Likelihood function 是一種統計方法，用於描述在給定參數下觀測到的數據出現的可能性。假設我們擲 4 次硬幣，結果如下，其中每次擲正面的機率為 $\theta$ 。

x_i	Result	Probability
x₁	Font	$\theta$
x₂	Font	$\theta$
x₃	Front	$\theta$
x₄	Back	1 – $\theta$

根據上面的結果，其 likelihood function $L(\theta)$ 如下。 $p(x_i|\theta)$ 是條件機率（conditional probability），指在 $\theta$ 機率下 x_i 的機率。

$L(\theta)=\displaystyle\prod_{i=1}^{4}p(x_i|\theta) \\\\ \hphantom{L(\theta)}=p(x_1|\theta) \cdot p(x_2|\theta) \cdot p(x_3|\theta) \cdot p(x_4|\theta) \\\\ \hphantom{L(\theta)}=\theta \cdot \theta \cdot \theta \cdot (1-\theta) \\\\ \hphantom{L(\theta)}=\theta^3 \cdot (1-\theta)$

假設擲正面的機率 $\theta$ 是 0.6，則 likelihood function $L(\theta)$ 為 0.0846。

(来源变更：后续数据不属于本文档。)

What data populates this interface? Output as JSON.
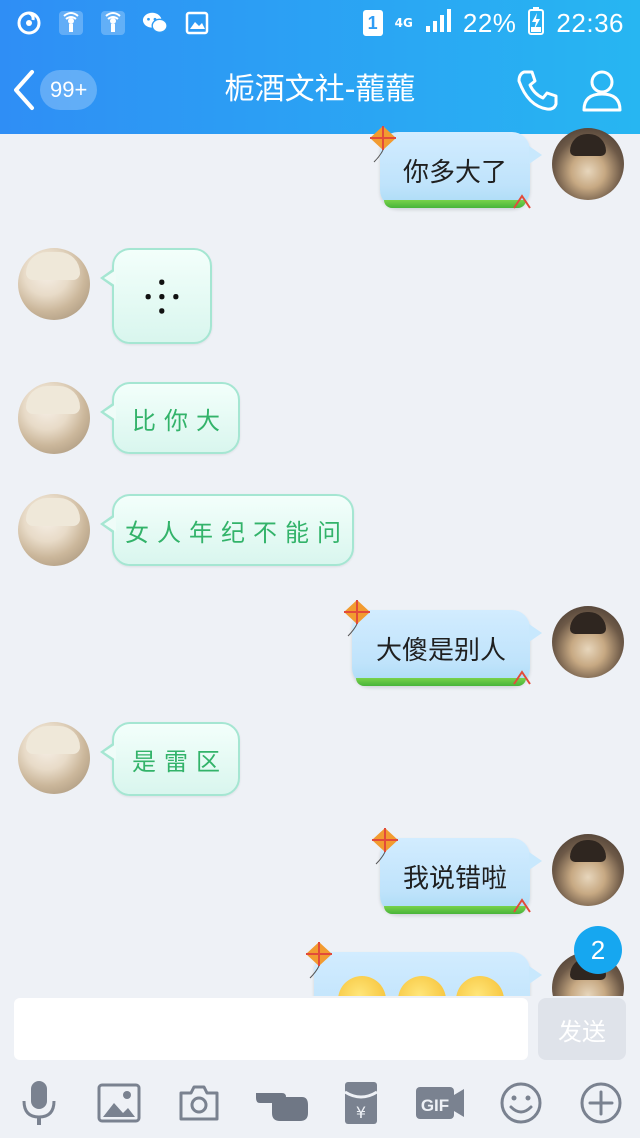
{
  "status_bar": {
    "sim_number": "1",
    "network_type": "4G",
    "battery_percent": "22%",
    "time": "22:36",
    "icons": [
      "netease-music-icon",
      "qq-hotspot-icon",
      "qq-hotspot-icon",
      "wechat-icon",
      "gallery-icon",
      "signal-icon",
      "battery-charging-icon"
    ]
  },
  "header": {
    "unread_count": "99+",
    "title": "栀酒文社-蘢蘢",
    "icons": [
      "back-chevron-icon",
      "phone-icon",
      "profile-icon"
    ]
  },
  "messages": [
    {
      "side": "right",
      "text": "你多大了",
      "style": "kite-bubble"
    },
    {
      "side": "left",
      "icon": "anger-vein-icon",
      "glyph": "⸭",
      "style": "mint-bubble"
    },
    {
      "side": "left",
      "text": "比你大",
      "style": "mint-bubble"
    },
    {
      "side": "left",
      "text": "女人年纪不能问",
      "style": "mint-bubble"
    },
    {
      "side": "right",
      "text": "大傻是别人",
      "style": "kite-bubble"
    },
    {
      "side": "left",
      "text": "是雷区",
      "style": "mint-bubble"
    },
    {
      "side": "right",
      "text": "我说错啦",
      "style": "kite-bubble"
    },
    {
      "side": "right",
      "emojis": [
        "pensive-face",
        "pensive-face",
        "pensive-face"
      ],
      "style": "kite-bubble",
      "partially_visible": true
    }
  ],
  "new_message_badge": "2",
  "input": {
    "value": "",
    "placeholder": "",
    "send_label": "发送"
  },
  "toolbar": {
    "gif_label": "GIF",
    "items": [
      "microphone-icon",
      "image-icon",
      "camera-icon",
      "poke-hand-icon",
      "red-packet-icon",
      "gif-icon",
      "emoji-icon",
      "plus-icon"
    ]
  },
  "colors": {
    "header_gradient_start": "#2f8ef5",
    "header_gradient_end": "#27b6f2",
    "chat_background": "#eef1f6",
    "left_bubble_text": "#33b36a",
    "right_bubble": "#c8e8fd",
    "badge_blue": "#16a7f0"
  }
}
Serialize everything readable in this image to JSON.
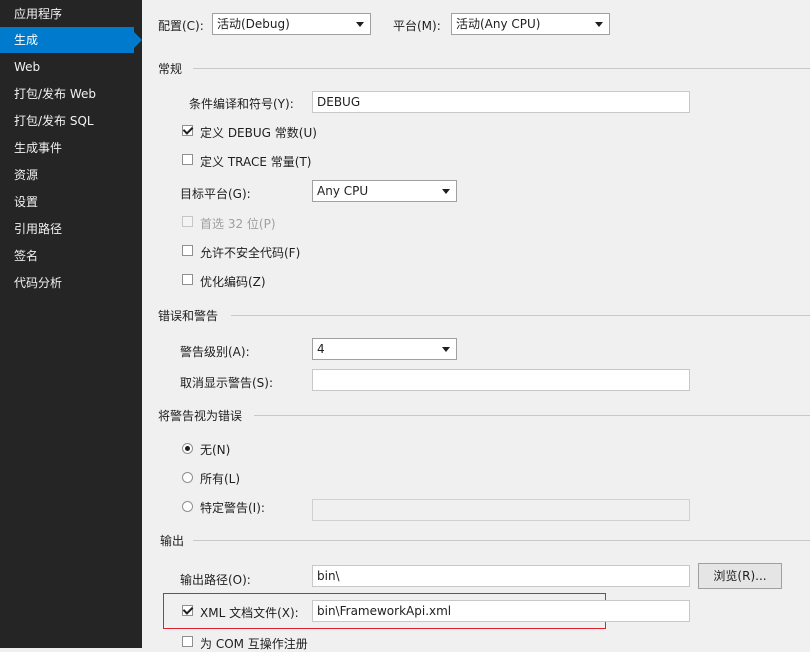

$L(\theta)=0.6^3 \cdot 0.4=0.0846$

得到 likelihood function 後，對 likelihood function 做微分並令其等於 0 來算出其最大值的點。最後，算出擲正面的機率 $\theta$ 為 $\frac{3}{4}$ 。這就是 maximum likelihood estimation。

$\frac{d}{d\theta}L(\theta) =0 \\\\ \Rightarrow \frac{d}{d\theta}(\theta^3 \cdot (1-\theta))=0 \\ \Rightarrow \frac{d}{d\theta}(\theta^3-\theta^4)=0 \\\\ \Rightarrow 3\theta^2-4\theta^3=0 \\\\ \Rightarrow \theta=\frac{3}{4}$

成本函數與損失函數（Cost Function and Loss Function）

Cost function 是用來衡量 f_w,b 的準確率。有了 cost function，我們就可以衡量調整後的 w 和 b 是否比原來的好。那我們要用什麼樣的 cost function 來衡量 f_w,b 呢？

以之前擲硬幣的例子來看，每一次擲硬幣的機率如下：

$p(x^{(i)}|\theta)=\begin{cases} \theta & \text{if } y^{(i)}=1 \\ 1-\theta & \text{if } y^{(i)}=0 \end{cases} \\\\ \text{0: back, 1: front}$

為了方便，我們可以將 $p(x^{(i)}|\theta)$ 的兩個式子合併成一個式子，如下：

$p(x^{(i)}|\theta)=\theta^{(y^{(i)})}+(1-\theta)^{(1-y^{(i)})}$

那擲 n 次硬幣時的 likelihood function 如下。依據 maximum likelihood estimation，我們可以利用對 likelihood function 求取最大值，來作為 cost function。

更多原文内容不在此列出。